I don't see the point in doing this even if it was. It's just semantics. We'd still need a legal shorthand for all the rights and responsibilities currently attached to marriage, as people would still want that. Then it's just marriage by another name.
Also, I'm not sure any of these countries "force" any church to recognize a marriage they don't agree with. That wouldn't change, since I'm sure different churches would still disagree on which marriages count.
The problem is that "keeping the government out of the church's business" is not the goal of the religious right when it comes to gay marriage. They want theocratic rule and the criminalization of what they see as sin. If both sides agreed on the principle of separation of church and state, most battles over LGBTQ rights would've been over long ago.
Separating the legal concept of unions between individuals and the religious institution of marriage would be almost as unpalatable to many evangelicals as fully legal gay marriage, because they'd rather outlaw homosexuality altogether.
I mean marriage is essentially a standard contract where the goverment allows any clergy to act as notaries for some reason. prenups are just modifications to the standard contract.
In some countries maybe, but in other countries you need a civil mariage first before you can do an optional church mariage ceremony.
Doesn't that mean that the church won't marry you if the government hasn't made it official?
That just follows the argument that the religious aspect is simply a voluntary add-on to the actual institution of marriage (a government-approved contract between individuals), which is the opposite of what the original commenter was arguing for.
Matrimony and marriage are separate already. If you want to get church-married, go for it. If you don't, don't. Doesn't sound hard or like it needs to be changed.

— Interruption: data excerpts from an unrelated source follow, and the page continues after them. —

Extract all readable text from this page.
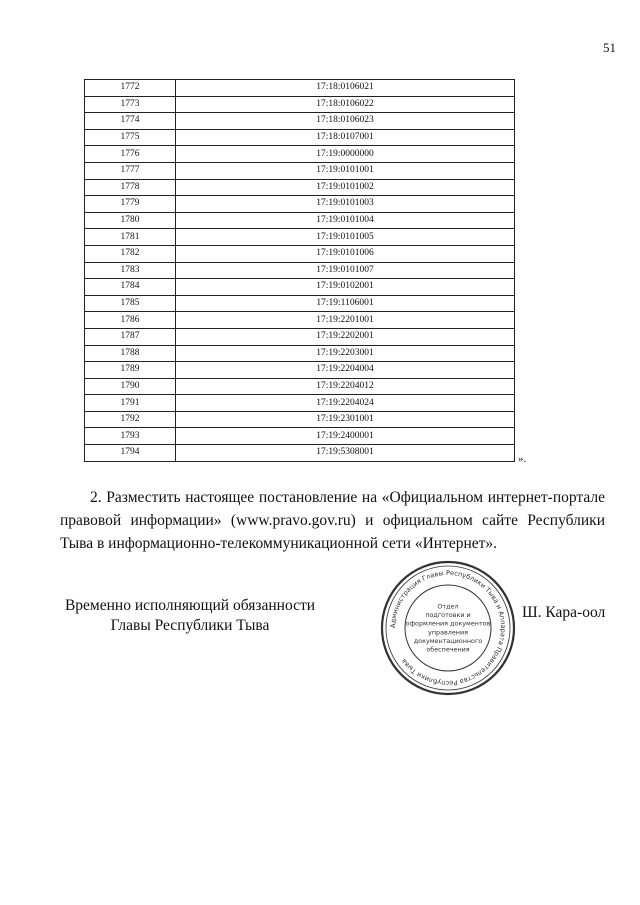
51
1772	17:18:0106021
1773	17:18:0106022
1774	17:18:0106023
1775	17:18:0107001
1776	17:19:0000000
1777	17:19:0101001
1778	17:19:0101002
1779	17:19:0101003
1780	17:19:0101004
1781	17:19:0101005
1782	17:19:0101006
1783	17:19:0101007
1784	17:19:0102001
1785	17:19:1106001
1786	17:19:2201001
1787	17:19:2202001
1788	17:19:2203001
1789	17:19:2204004
1790	17:19:2204012
1791	17:19:2204024
1792	17:19:2301001
1793	17:19:2400001
1794	17:19:5308001
».

2. Разместить настоящее постановление на «Официальном интернет-портале правовой информации» (www.pravo.gov.ru) и официальном сайте Республики Тыва в информационно-телекоммуникационной сети «Интернет».

Временно исполняющий обязанности
Главы Республики Тыва
Ш. Кара-оол
Администрация Главы Республики Тыва и Аппарата Правительства Республики Тыва
Отдел
подготовки и
оформления документов
управления
документационного
обеспечения
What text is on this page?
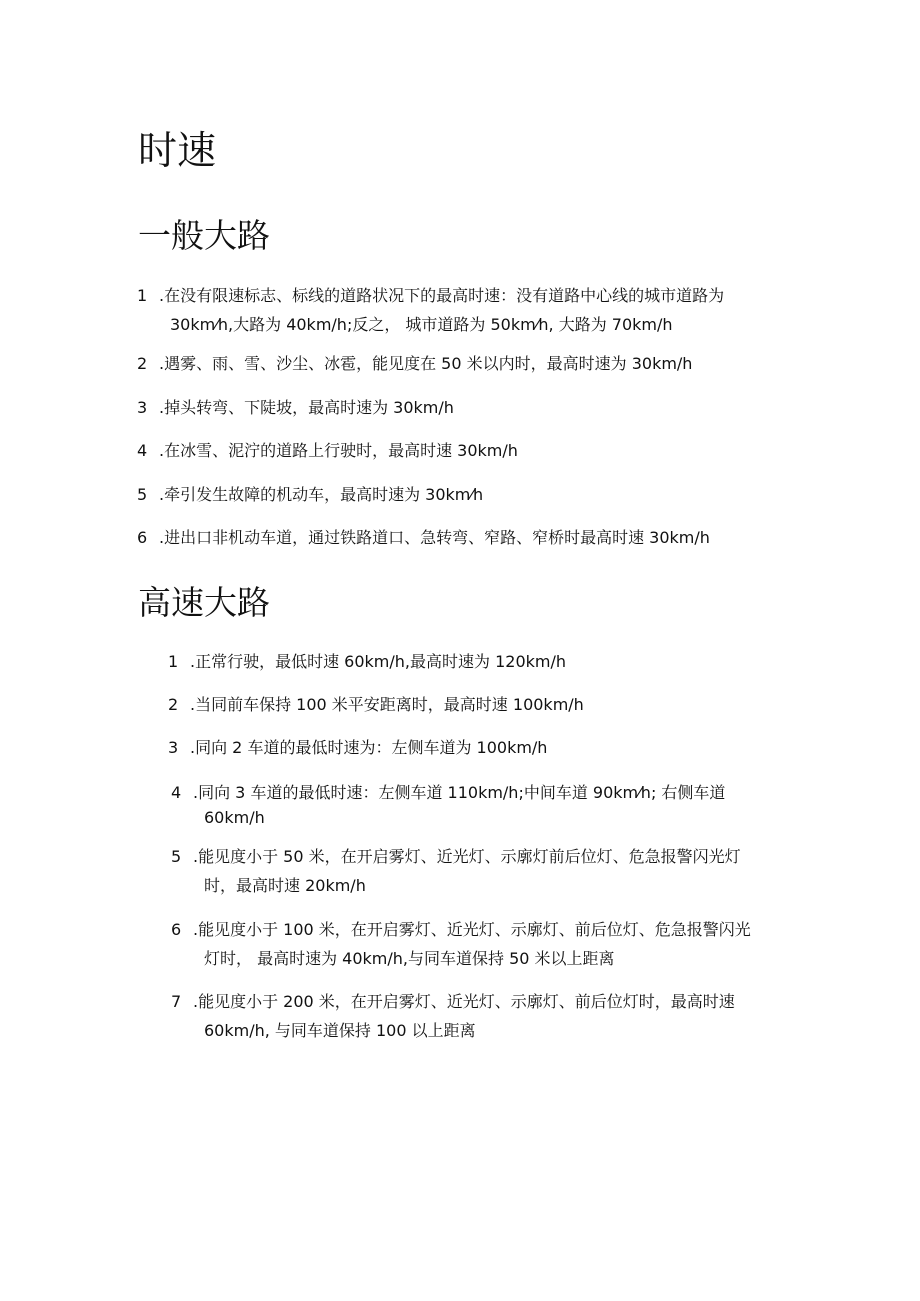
时速
一般大路
1 .在没有限速标志、标线的道路状况下的最高时速：没有道路中心线的城市道路为
30km⁄h,大路为 40km/h;反之， 城市道路为 50km⁄h, 大路为 70km/h
2 .遇雾、雨、雪、沙尘、冰雹，能见度在 50 米以内时，最高时速为 30km/h
3 .掉头转弯、下陡坡，最高时速为 30km/h
4 .在冰雪、泥泞的道路上行驶时，最高时速 30km/h
5 .牵引发生故障的机动车，最高时速为 30km⁄h
6 .进出口非机动车道，通过铁路道口、急转弯、窄路、窄桥时最高时速 30km/h
高速大路
1 .正常行驶，最低时速 60km/h,最高时速为 120km/h
2 .当同前车保持 100 米平安距离时，最高时速 100km/h
3 .同向 2 车道的最低时速为：左侧车道为 100km/h
4 .同向 3 车道的最低时速：左侧车道 110km/h;中间车道 90km⁄h; 右侧车道
60km/h
5 .能见度小于 50 米，在开启雾灯、近光灯、示廓灯前后位灯、危急报警闪光灯
时，最高时速 20km/h
6 .能见度小于 100 米，在开启雾灯、近光灯、示廓灯、前后位灯、危急报警闪光
灯时， 最高时速为 40km/h,与同车道保持 50 米以上距离
7 .能见度小于 200 米，在开启雾灯、近光灯、示廓灯、前后位灯时，最高时速
60km/h, 与同车道保持 100 以上距离
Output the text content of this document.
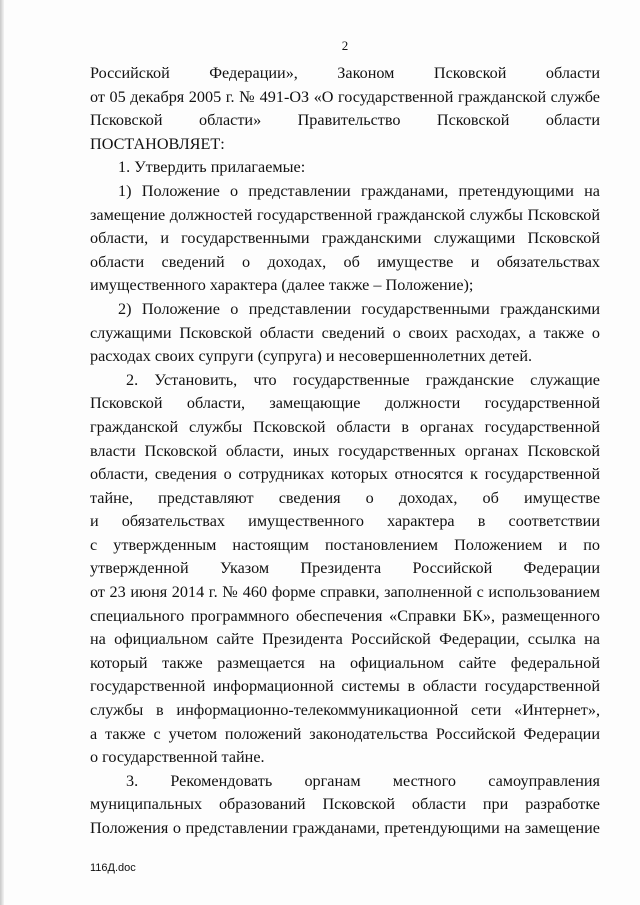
2
Российской Федерации», Законом Псковской области
от 05 декабря 2005 г. № 491-ОЗ «О государственной гражданской службе
Псковской области» Правительство Псковской области
ПОСТАНОВЛЯЕТ:
1. Утвердить прилагаемые:
1) Положение о представлении гражданами, претендующими на
замещение должностей государственной гражданской службы Псковской
области, и государственными гражданскими служащими Псковской
области сведений о доходах, об имуществе и обязательствах
имущественного характера (далее также – Положение);
2) Положение о представлении государственными гражданскими
служащими Псковской области сведений о своих расходах, а также о
расходах своих супруги (супруга) и несовершеннолетних детей.
2. Установить, что государственные гражданские служащие
Псковской области, замещающие должности государственной
гражданской службы Псковской области в органах государственной
власти Псковской области, иных государственных органах Псковской
области, сведения о сотрудниках которых относятся к государственной
тайне, представляют сведения о доходах, об имуществе
и обязательствах имущественного характера в соответствии
с утвержденным настоящим постановлением Положением и по
утвержденной Указом Президента Российской Федерации
от 23 июня 2014 г. № 460 форме справки, заполненной с использованием
специального программного обеспечения «Справки БК», размещенного
на официальном сайте Президента Российской Федерации, ссылка на
который также размещается на официальном сайте федеральной
государственной информационной системы в области государственной
службы в информационно-телекоммуникационной сети «Интернет»,
а также с учетом положений законодательства Российской Федерации
о государственной тайне.
3. Рекомендовать органам местного самоуправления
муниципальных образований Псковской области при разработке
Положения о представлении гражданами, претендующими на замещение
116Д.doc
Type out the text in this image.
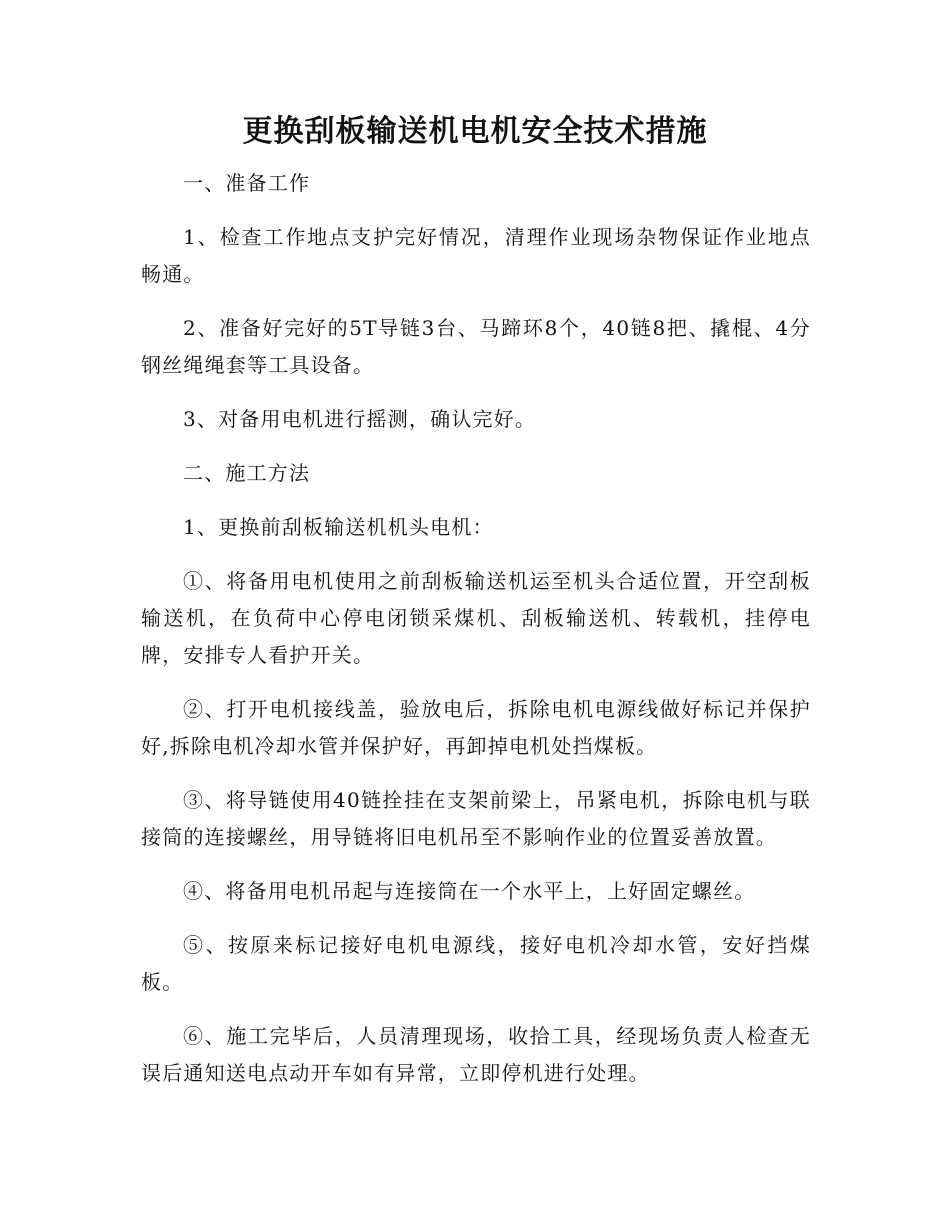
更换刮板输送机电机安全技术措施

一、准备工作

1、检查工作地点支护完好情况，清理作业现场杂物保证作业地点畅通。

2、准备好完好的5T导链3台、马蹄环8个，40链8把、撬棍、4分钢丝绳绳套等工具设备。

3、对备用电机进行摇测，确认完好。

二、施工方法

1、更换前刮板输送机机头电机：

①、将备用电机使用之前刮板输送机运至机头合适位置，开空刮板输送机，在负荷中心停电闭锁采煤机、刮板输送机、转载机，挂停电牌，安排专人看护开关。

②、打开电机接线盖，验放电后，拆除电机电源线做好标记并保护好,拆除电机冷却水管并保护好，再卸掉电机处挡煤板。

③、将导链使用40链拴挂在支架前梁上，吊紧电机，拆除电机与联接筒的连接螺丝，用导链将旧电机吊至不影响作业的位置妥善放置。

④、将备用电机吊起与连接筒在一个水平上，上好固定螺丝。

⑤、按原来标记接好电机电源线，接好电机冷却水管，安好挡煤板。

⑥、施工完毕后，人员清理现场，收拾工具，经现场负责人检查无误后通知送电点动开车如有异常，立即停机进行处理。
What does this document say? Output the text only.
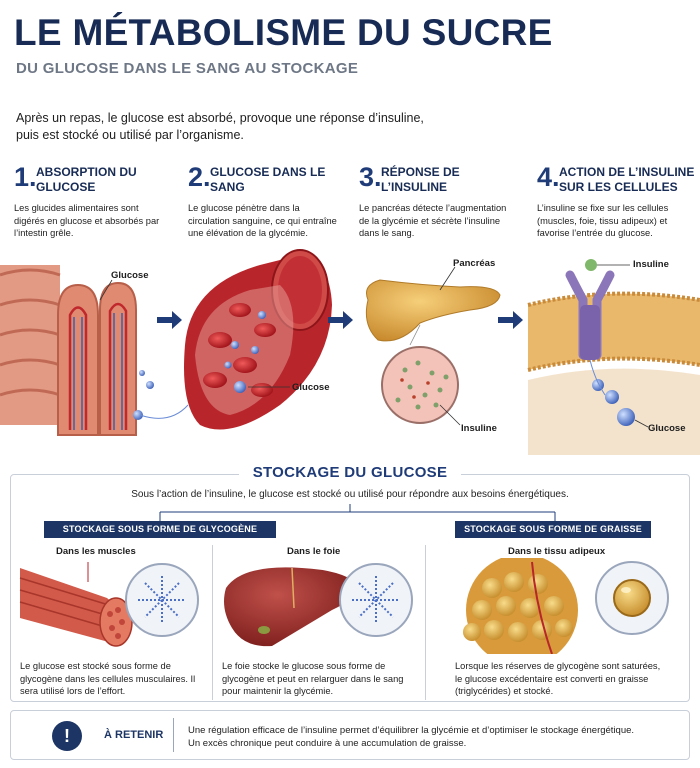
LE MÉTABOLISME DU SUCRE
DU GLUCOSE DANS LE SANG AU STOCKAGE
Après un repas, le glucose est absorbé, provoque une réponse d’insuline, puis est stocké ou utilisé par l’organisme.
1. ABSORPTION DU GLUCOSE
Les glucides alimentaires sont digérés en glucose et absorbés par l’intestin grêle.
2. GLUCOSE DANS LE SANG
Le glucose pénètre dans la circulation sanguine, ce qui entraîne une élévation de la glycémie.
3. RÉPONSE DE L’INSULINE
Le pancréas détecte l’augmentation de la glycémie et sécrète l’insuline dans le sang.
4. ACTION DE L’INSULINE SUR LES CELLULES
L’insuline se fixe sur les cellules (muscles, foie, tissu adipeux) et favorise l’entrée du glucose.
Glucose
Glucose
Pancréas
Insuline
Insuline
Glucose
STOCKAGE DU GLUCOSE
Sous l’action de l’insuline, le glucose est stocké ou utilisé pour répondre aux besoins énergétiques.
STOCKAGE SOUS FORME DE GLYCOGÈNE	STOCKAGE SOUS FORME DE GRAISSE
Dans les muscles	Dans le foie	Dans le tissu adipeux
Le glucose est stocké sous forme de glycogène dans les cellules musculaires. Il sera utilisé lors de l’effort.
Le foie stocke le glucose sous forme de glycogène et peut en relarguer dans le sang pour maintenir la glycémie.
Lorsque les réserves de glycogène sont saturées, le glucose excédentaire est converti en graisse (triglycérides) et stocké.
!	À RETENIR	Une régulation efficace de l’insuline permet d’équilibrer la glycémie et d’optimiser le stockage énergétique. Un excès chronique peut conduire à une accumulation de graisse.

According to Wikipedia, the difference between matrimony and marriage isn't that clear:
For what it's worth, you can form a partnership with someone and not be married, there are a lot of ways to do it, including incorporating if you want to go that route or just performing a partnership agreement, which allows for things like shared ownership, there are a lot of other rights, but business are making it their goal to get those right for things like partnerships too.